About Tibetan Village Project Australia Inc.
How the Tibetan Village Project Australia Inc. Began
Don Cullen established Tibetan Village Project Australia Inc. early in 2005. This was a result of a detailed search to find an effective way to do something worthwhile for the people of Tibet.
Most of our projects are small scale initiatives that work directly with Tibetan villagers through our Tibetan associates. They know the local situation, understand the culture, and speak the local dialects. The TVPA board, local Tibetan associates along with Don Cullen cover all aspects of project implementation.
- · Medical Clinics
- · Schools
- · Orphanages
- · Arts and Craft Centre
- · Thanka Painting Centre
- · Green Houses
- · Shower House
- · Composting Toilets
At this stage we conduct medical clinics in the Tibetan Autonomous Region and Kham. The clinic in the Kham region, which is in Suhurong village in Minyak, was built and began operating in November 2011. This clinic provides accommodation for our resident doctor, Doctor Drolma, a larger patient treatment area as well as providing temporary accommodation for women and children who have been subject to domestic violence or need ongoing medical treatment. There will also be regular training on personal hygiene for the local villagers. Our other medical clinics are located in the Tibetan Autonomous Region in Cheda Shol and Samye.
Tibetan Village Project Australia Inc. currently has 2 schools and provides and pays the teachers stipends. TVPA donates school supplies and clothing - in particular sporting equipment, bags, hats, gloves and shoes. We also provide a hot meal at lunchtime for all children.
TVPA has also provided adult education to a large Nunnery in Minyag, Kham. There are 74 Nuns of which 51 are illiterate. TVPA has provided a teacher to teach the basics of reading, writing and maths.
TVP supports orphanages. One is run by the monks in a Monastery in Kham. We provide stipends for the 3 monks who teach the 47 boys. Not all boys at the orphanage will become monks; about a third will join the Monastery. The remainder will pursue normal lives on the land.
We provide school supplies, clothing, blankets, shoes and food. In 2012, we provided for a master in Thanka painting to teach the boys this cultural heritage.

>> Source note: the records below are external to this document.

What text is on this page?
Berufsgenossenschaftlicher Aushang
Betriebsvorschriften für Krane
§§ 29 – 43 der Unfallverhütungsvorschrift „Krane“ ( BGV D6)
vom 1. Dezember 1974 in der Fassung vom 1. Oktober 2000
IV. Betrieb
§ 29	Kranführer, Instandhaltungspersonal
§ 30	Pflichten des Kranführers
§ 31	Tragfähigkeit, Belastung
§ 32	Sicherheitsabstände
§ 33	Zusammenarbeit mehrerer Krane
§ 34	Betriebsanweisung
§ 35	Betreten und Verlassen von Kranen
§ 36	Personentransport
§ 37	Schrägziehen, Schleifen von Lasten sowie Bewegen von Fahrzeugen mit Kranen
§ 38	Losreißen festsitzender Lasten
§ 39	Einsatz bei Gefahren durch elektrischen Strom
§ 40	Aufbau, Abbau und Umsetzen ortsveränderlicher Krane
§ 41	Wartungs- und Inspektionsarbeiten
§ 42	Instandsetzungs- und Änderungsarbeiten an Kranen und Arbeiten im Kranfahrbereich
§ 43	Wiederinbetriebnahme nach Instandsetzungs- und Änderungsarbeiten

We started building green houses in remote villages in 2006. We have since constructed 8 green houses. Prior to construction, each site is carefully assessed ensuring good soil and water. Generally they are administered by the local community, but all are tailored to suit the local situation. For example, TVPA has built green houses beside the homes of two widows. These widows tend the gardens and the produce grown supplies children at a local orphanage. Monks from the Monastery who teach the boys are also beneficiaries. The widows then sell any excess produce at the local market giving both a supplementary income. TVPA provides ongoing support and advice. Green houses have increased the growing period from 4 to 10 months a year, greatly improving the nutrition of the villagers by making fresh vegetables available for most of the year.
Water is a huge issue in Tibet, although there is plenty of water, in a lot of cases, Monasteries and Nunneries are built in isolated locations and though winter is not so much of a problem in obtaining water, summer presents a huge problem in some areas. TVPA is looking at ways of assisting not only the Monasteries and Nunneries, but small villages as well to help over come this important issue.
One of the biggest problems in most regional areas of Tibet is the disposal of human waste. The increase in disease created by poor sanitation has been nothing short of staggering. TVPA was initially approached by a Nunnery to help them come up with a solution.
By working alongside the authorities and representatives from Monasteries and Nunneries we have constructed a composting toilet block. This has created a huge demand for our help. The many approaches from other Nunneries, Monasteries and villages have been over whelming.